Tuesday, November 22, 2005

Ausencia






La solitude est un vilain défaut. Son absence à elle, à eux, à lui, à toi "d'avant", lorsque les choses étaient simples et les sentiments pas compliqués. Tu y penses chaque fois que tu coupes ton morceau de gouda, sur la planche en bois aux milles rayures. Parfois, même si tu n'as pas besoin de faire un effort pour couper le fromage, tu plonges la lame bien profond dans la bois, une rayure pour chacune de tes rides, une rayure pour chacune de tes blessures.
Tu as rendez-vous avec ta mémoire. Elle ne prend rien, merci. Tu la regardes en face en mastiquant ton bout de pain trop dur. Le pain de ta mère te brûlait les mains et t'apaisait le coeur. Sensations simples. Sensations révolues.
Tu parlerais bien tout seul, mais tu n’es pas fou.
Tu aimes bien ta solitude, alors pourquoi t’en défaire?
Tu laisses même une araignée tisser sa toile derrière la porte du cabinet de toilettes, elle aussi a sa solitude. Toi aussi tu t’enfermes peu à peu dans tes fils gris.
Tu commences à bien aimer l’odeur de tabac froid dans ta maison. Les coupures de journaux de poèmes que tu es arrivé à publier sont jaunies, mais tu as existé, un jour.
Tu en éteins une autre. Qu’est ce qui peut rallumer la flamme?
C’était hier, les courses dans les champs, les olives cueillies, les nuits dans la grotte, sur la plage. C’était hier, le corps d’athlète, les chikhates, là-bas où le soleil se couche tard et où la nuit ne finit jamais. C’était hier, les cheveux avaient une odeur et le vin du goût.

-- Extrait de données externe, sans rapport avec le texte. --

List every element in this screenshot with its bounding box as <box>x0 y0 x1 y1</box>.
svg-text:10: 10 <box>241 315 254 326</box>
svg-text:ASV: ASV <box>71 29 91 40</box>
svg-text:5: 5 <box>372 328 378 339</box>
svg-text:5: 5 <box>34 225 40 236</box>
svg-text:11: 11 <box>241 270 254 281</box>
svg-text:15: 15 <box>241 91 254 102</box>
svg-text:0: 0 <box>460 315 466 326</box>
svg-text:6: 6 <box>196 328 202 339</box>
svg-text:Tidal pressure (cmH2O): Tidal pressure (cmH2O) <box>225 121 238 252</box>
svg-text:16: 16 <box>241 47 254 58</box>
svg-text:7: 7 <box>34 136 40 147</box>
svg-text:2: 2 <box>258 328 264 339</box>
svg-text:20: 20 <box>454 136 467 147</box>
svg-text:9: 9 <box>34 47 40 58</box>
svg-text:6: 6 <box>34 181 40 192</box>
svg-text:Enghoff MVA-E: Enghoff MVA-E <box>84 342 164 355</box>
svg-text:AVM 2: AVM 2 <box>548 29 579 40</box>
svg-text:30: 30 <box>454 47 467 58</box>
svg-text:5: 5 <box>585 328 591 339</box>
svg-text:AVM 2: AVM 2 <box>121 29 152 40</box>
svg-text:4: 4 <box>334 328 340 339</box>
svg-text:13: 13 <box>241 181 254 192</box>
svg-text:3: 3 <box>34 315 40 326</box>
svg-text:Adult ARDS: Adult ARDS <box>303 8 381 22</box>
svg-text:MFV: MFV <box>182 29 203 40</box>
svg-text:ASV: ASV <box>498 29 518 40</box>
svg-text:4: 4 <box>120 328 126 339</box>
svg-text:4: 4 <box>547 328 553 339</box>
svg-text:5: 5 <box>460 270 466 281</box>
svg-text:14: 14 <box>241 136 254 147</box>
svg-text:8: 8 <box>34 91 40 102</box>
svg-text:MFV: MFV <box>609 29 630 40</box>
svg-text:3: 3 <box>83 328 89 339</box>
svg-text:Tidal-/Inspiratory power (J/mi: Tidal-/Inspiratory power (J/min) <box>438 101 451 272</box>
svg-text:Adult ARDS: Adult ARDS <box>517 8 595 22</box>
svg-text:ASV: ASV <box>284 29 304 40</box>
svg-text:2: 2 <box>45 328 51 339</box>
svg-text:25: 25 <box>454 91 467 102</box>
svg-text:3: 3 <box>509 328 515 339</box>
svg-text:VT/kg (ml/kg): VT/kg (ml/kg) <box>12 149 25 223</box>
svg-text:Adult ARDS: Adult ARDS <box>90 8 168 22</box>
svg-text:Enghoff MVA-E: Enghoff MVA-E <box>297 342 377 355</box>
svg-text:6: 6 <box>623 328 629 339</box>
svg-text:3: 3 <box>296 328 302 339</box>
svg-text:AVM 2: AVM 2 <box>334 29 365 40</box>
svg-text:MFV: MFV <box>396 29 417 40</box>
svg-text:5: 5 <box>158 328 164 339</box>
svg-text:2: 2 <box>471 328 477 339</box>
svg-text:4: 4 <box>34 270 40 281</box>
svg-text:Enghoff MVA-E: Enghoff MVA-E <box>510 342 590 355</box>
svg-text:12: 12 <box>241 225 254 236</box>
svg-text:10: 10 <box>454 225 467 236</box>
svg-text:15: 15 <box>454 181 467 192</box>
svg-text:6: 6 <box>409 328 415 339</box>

Tu ne le sais pas, mais tu te manques.

6 comments:

Anonymous said...

Pour peu j’ai failli écrire : j’ai beaucoup aimé ton billet Najlae. Mais je me suis dit devant ce récit poignant pudique et magnifiquement expressif , les mots, les phrases, les paragraphes s’effacent. Ils laissent place à la méditation et …. au recueillement si j’ose dire.

Qu’est ce qui peut rallumer la flamme? Ah la question !

Des fois et des fois seulement je m’autorise à penser : était-elle allumée un jour ? L’odeur le goût connais pas où je faisais (je fais) semblant de connaître.

Au grand désarrois, petite consolation : Votre histoire à vous deux appartient peut être au passé, mais elle a le mérite d’exister Elle a existé et d’une certaine façon elle existe encore.

Vous ne le savez pas peut être mais beaucoup d’autres n’ont pas eu cette chance. Pas toujours par choix.

Salut l’artiste.

Anonymous said...

Je ne sais jamais de qui tu parles, à part cette araignée qui tisse sa toile( ce doit être mes toilettes, j'en avais une il fut un temps), ais je raconter ça un jour? Même ça je n'en suis pas sûr) le reste doit concerner d'autres sans doute.....

laseine said...

La flamme dis-tu Najla'e ... la flamme ...
Le feu ça crée !

"Sensations simples. Sensations révolues."
"Les cheveux avaient une odeur et le vin du goût."

Magnifique texte.

Dans le métro, plongé pour la n ième fois dans "un Homme qui dort". Elle assise en face lisait "L'Homme qui souriait en dormant". Station Ménilmontant, c'est là que je descend. Elle se lève et me sourit. Peut-être dormais-je ?

Le feu ça crée !

Loula la nomade said...

Beau morceau de musique, belle voix. Cela me rappelle les soirées passées à écouter la radio de Radio Canada et l'émission Embarquement pour Cythère.
Mwah

Najlae said...

Larbi> seulement les yeux pudiques et sensibles peuvent voir en ce texte du poignant et du pudique..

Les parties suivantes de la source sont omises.